Cons from Linked List

• Random Access, It’s not possible to access elements by index.
• It uses more memory than an array. That’s because it’s necessary to create object references between nodes. This means that the we need to create the next object reference. For a Doubly Linked List it’s the next and previous pointers.
• Complexity, traversing in a Liked List is difficult. It’s necessary to use algorithms that require beyond trivial programming knowledge. It’s necessary to really master concepts such as pointers and object references.
• Traversing back to back requires more memory usage since the next and previous pointers will have to be pointing to objects.

Summary

The Linked List data structure is vital to be understood by a software engineer since it’s vastly used in applications and coding interviews, of course! With a Linked List we can easily organize and change directories names or move songs from a player wherever we want since data is not contiguous as an array. Therefore, it’s easier to move data around or change data in the middle.

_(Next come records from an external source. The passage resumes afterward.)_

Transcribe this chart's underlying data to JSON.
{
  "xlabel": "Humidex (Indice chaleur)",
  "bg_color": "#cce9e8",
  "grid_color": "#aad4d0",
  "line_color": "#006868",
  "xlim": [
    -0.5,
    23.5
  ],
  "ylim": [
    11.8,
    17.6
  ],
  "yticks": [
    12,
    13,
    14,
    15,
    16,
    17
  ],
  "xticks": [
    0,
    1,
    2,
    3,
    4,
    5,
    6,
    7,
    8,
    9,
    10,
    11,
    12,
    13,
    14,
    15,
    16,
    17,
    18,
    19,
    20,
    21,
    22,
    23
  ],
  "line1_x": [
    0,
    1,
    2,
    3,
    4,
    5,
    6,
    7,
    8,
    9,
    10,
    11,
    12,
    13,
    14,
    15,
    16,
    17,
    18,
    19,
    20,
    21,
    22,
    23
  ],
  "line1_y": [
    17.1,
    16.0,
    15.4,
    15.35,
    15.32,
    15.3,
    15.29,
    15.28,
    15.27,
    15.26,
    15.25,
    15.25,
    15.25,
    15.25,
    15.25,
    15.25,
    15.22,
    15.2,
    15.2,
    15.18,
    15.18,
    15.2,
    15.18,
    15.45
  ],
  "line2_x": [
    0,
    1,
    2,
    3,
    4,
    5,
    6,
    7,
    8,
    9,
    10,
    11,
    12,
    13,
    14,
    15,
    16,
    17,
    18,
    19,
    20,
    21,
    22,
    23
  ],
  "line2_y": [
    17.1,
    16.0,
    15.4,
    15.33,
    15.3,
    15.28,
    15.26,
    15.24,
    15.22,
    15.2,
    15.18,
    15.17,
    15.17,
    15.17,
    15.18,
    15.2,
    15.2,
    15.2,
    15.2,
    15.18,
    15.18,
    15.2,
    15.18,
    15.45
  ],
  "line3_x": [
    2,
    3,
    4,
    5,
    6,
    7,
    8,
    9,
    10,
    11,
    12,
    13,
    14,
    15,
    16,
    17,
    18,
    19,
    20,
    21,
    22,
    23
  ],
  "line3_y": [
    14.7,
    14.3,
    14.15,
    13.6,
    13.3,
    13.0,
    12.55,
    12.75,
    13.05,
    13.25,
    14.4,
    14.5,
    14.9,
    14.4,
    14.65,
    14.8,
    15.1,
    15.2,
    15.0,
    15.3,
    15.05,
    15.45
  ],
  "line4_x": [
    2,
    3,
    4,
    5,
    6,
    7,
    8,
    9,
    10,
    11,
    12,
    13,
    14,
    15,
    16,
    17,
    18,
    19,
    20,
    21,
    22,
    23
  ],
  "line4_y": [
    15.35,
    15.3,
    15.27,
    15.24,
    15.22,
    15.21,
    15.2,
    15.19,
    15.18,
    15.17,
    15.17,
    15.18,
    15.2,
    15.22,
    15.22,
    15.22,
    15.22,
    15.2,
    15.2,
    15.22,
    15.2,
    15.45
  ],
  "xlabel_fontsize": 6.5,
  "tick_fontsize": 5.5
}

Let’s recap the highlights of this article:

• Singly Linked List has only the next pointer. Meaning that it’s possible to only traverse forward.
• Doubly Linked List has both the next and previous pointers. Meaning that we can traverse forward and backward.
• Circular Singly Linked List has only the next pointer. But the tail (last element) has the reference from the head (first element).
• Circular Doubly Linked List has the next and previous pointers. But the tail also includes the object reference from the head (first element).
• A Node will have the next pointer for Singly Linked List or next and previous for Doubly Linked List.
• The Linked List will have the tail and the head pointers.
• Linked List can’t access elements by index because data is stored dynamically, not contiguously as an array
• Linked List is better to handle a large amount of data since it’s dynamic.
• Linked List is flexible, therefore, great to handle stack, queue, and graphs.
• Linked List will always have the time complexity of O(1) to add or delete elements.